In the darkness, Libby met Patty’s gaze again, clinging to the hand holding her own as if it would stop the trembling in her legs, the fear in her mind. Her imagination molded Patty as a veil between herself and God, the last thread holding her back from facing Him with all her pain.
“Right now, what do you think you would do with it?” whispered Patty.
Libby didn’t answer, unable to find the words at this moment.
From the auditorium, the roar of voices interrupted her thoughts. The rush of an audience cheering wildly, a crowd of strangers filling the seats with applauding hands and eager faces.
Libby’s gaz
e swerved from them to Patty again, where her eyes met a serene smile, a glint of something secretive beneath it.

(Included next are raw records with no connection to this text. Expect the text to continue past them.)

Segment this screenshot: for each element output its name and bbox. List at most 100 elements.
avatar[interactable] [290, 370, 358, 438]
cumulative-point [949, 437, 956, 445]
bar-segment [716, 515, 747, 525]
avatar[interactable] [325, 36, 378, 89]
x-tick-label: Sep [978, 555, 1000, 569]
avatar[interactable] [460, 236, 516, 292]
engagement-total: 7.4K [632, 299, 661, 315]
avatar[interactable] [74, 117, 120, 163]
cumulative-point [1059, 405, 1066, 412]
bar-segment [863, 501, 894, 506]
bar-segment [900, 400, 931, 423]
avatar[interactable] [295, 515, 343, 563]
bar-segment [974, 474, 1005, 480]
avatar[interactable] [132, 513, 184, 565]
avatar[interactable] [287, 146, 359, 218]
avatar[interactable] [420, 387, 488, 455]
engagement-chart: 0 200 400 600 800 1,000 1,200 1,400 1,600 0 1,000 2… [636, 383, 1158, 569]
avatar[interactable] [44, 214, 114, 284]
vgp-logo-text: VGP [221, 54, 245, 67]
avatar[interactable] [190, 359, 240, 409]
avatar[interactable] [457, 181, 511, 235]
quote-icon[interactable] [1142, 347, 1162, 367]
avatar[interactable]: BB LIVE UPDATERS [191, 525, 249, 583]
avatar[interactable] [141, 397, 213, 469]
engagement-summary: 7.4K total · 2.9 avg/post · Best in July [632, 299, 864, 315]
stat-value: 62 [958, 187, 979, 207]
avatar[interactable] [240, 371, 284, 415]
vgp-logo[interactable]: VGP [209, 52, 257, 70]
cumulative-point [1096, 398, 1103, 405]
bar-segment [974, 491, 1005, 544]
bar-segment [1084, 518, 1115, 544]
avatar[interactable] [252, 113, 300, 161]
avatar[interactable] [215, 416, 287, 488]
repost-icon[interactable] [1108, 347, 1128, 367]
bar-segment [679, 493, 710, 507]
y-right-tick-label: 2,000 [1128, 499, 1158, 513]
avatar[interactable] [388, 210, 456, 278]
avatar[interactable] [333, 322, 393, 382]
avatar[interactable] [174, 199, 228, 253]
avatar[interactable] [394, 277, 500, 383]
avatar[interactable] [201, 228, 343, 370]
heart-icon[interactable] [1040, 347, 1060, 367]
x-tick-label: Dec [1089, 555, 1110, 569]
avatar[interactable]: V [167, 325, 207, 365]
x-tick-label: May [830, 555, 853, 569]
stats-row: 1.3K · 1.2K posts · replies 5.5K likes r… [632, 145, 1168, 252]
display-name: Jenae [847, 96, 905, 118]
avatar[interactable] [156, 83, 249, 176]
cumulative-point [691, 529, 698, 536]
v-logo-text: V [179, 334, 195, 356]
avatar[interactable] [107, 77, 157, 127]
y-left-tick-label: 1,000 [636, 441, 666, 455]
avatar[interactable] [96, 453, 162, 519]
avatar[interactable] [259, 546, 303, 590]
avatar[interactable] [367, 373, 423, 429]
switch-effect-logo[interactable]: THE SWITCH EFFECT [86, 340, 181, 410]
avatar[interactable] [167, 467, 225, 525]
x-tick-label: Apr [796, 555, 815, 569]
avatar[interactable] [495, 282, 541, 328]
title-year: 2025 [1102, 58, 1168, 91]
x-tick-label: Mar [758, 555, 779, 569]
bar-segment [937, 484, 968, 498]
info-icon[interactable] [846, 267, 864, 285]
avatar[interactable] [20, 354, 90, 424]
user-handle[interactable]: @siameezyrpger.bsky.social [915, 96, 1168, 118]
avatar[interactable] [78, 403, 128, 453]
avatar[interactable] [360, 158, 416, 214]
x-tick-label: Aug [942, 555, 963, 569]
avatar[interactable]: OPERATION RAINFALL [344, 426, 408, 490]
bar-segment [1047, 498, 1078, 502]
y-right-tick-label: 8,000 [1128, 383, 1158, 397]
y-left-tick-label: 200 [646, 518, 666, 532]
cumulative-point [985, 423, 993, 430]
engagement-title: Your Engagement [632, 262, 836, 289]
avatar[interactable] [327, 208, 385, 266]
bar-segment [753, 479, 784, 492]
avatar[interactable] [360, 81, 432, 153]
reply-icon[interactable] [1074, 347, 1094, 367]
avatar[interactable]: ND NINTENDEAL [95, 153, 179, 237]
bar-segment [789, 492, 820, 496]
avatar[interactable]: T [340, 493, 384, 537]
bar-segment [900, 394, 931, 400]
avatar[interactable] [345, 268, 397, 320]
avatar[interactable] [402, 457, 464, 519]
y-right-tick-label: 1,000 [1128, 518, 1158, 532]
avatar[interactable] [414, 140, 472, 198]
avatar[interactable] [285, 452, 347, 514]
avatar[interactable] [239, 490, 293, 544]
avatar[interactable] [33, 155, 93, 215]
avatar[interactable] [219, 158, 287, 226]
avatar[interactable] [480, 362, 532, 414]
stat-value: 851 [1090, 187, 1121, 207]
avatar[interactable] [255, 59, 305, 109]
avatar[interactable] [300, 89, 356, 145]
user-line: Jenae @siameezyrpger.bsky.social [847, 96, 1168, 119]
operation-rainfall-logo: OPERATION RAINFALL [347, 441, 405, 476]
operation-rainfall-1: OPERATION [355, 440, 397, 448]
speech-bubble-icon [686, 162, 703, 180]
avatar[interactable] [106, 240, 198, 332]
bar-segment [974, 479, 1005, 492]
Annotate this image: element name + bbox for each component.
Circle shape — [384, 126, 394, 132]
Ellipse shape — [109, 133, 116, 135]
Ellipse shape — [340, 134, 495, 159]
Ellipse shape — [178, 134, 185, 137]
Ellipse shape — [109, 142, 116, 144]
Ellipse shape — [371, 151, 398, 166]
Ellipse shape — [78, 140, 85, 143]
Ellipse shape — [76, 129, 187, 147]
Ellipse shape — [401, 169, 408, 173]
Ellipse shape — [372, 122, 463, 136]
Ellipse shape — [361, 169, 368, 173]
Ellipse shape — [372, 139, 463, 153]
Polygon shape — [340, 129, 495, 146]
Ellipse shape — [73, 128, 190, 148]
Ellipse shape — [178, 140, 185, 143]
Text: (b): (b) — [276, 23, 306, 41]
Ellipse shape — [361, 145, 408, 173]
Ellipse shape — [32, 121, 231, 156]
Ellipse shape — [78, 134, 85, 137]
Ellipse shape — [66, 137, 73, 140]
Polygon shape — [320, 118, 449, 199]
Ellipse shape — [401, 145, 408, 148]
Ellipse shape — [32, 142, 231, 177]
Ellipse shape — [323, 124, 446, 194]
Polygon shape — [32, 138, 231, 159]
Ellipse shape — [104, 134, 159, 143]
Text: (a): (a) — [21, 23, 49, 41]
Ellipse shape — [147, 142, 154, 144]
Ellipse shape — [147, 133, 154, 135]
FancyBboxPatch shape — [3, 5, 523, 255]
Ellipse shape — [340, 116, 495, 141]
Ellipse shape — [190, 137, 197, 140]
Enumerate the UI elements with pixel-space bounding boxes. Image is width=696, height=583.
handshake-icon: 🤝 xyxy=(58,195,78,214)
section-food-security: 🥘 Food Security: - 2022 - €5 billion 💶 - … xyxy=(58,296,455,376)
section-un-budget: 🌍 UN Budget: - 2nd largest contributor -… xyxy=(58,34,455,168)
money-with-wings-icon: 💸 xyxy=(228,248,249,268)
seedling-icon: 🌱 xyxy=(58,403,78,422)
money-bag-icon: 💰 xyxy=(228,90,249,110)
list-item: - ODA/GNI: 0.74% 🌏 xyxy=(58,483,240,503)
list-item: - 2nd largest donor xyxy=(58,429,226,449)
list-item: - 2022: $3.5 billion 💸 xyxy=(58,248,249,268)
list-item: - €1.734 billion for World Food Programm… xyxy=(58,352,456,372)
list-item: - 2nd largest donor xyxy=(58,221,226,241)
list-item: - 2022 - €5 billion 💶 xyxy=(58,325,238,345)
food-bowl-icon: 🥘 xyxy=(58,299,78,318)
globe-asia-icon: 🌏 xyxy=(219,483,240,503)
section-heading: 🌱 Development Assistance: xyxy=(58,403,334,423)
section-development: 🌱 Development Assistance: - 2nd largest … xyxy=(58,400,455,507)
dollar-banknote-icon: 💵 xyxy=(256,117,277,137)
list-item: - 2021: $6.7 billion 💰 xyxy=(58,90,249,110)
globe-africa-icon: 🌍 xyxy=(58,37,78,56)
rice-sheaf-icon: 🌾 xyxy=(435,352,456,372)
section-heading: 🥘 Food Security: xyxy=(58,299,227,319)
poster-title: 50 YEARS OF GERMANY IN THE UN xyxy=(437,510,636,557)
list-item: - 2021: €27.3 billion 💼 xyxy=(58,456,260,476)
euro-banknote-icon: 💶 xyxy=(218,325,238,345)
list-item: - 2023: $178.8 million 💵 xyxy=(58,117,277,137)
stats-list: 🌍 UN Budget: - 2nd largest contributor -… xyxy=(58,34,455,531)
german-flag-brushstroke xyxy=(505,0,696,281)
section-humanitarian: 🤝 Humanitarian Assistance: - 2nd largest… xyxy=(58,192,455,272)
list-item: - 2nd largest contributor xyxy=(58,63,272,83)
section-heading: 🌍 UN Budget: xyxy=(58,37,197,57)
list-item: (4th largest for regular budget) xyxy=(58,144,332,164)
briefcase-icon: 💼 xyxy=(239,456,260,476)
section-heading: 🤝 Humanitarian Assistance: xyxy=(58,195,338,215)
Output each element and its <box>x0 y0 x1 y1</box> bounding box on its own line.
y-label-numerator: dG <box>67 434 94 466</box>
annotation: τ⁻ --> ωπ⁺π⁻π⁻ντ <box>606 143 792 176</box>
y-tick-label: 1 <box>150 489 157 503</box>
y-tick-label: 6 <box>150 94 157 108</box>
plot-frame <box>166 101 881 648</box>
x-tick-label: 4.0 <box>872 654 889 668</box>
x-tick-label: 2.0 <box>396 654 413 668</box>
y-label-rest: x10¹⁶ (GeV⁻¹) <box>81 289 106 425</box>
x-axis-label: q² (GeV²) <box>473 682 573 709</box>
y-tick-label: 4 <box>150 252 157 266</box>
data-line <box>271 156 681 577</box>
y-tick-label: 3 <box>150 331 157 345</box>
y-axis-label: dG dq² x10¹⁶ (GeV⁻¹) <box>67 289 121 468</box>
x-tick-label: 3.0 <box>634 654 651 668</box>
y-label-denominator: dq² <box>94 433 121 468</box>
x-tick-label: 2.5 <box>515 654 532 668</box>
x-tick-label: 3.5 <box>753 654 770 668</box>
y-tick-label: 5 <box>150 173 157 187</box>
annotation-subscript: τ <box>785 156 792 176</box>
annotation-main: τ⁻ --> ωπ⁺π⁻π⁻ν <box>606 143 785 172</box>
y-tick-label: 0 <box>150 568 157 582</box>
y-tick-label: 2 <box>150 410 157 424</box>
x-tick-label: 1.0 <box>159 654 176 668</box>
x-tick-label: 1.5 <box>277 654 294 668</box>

“Let’s find out.” Patty answered the question for her, glancing up to the stage above them. The microphone was front and center again, a figure standing before it, onstage in the glow of the magnificent lights.
There, before the adoring audience, stood Libby Taylor. Onstage at the Ryman Auditorium, the way she had dreamed of standing since she was a little girl listening to the Saturday night performances on the radio. Now she was watching herself, a glamorous appearance in a dress that rivaled the style of Patty Craye in her own career, creating a slender, tall figure before the audience’s gaze.
She was in a floor-length gown of velvet fitted and falling to the floor in an elegant train, the glitter of rhinestones like diamonds around her hem and neckline. Her hair flowed in a long mane, the dark sheen of ebony in the stage’s glow. A smile of pleasure graced her mouth as she faced the crowd cheering enthusiastically below. From somewhere behind her, the opening strains of a song, the sound of a piano and electric guitar striking up a familiar tune.
Onstage, the dream-Libby’s smile grew sultry, her fingers touching the mic as she drew closer. A pair of brilliant red lips parted to release a voice aching with sadness, the longing tones channeling the legendary singer whose music she admired so deeply.
“Sweet dreams, keep haunting me,” she sang. “Let me be free of all these cares...”
17
“If someday, I’m finally free... there won’t be no more dreams for me.” The dream-Libby crooned this final chorus tenderly, the words dying away in a soft ache. Once again, her eyes drifted closed as they did before listeners in countless bars and clubs.
Only this time, the response was the appreciation of true fans. A few members of the audience rose in a standing ovation, while others whistled. There was no trace of heckles or obscenities amidst the sounds.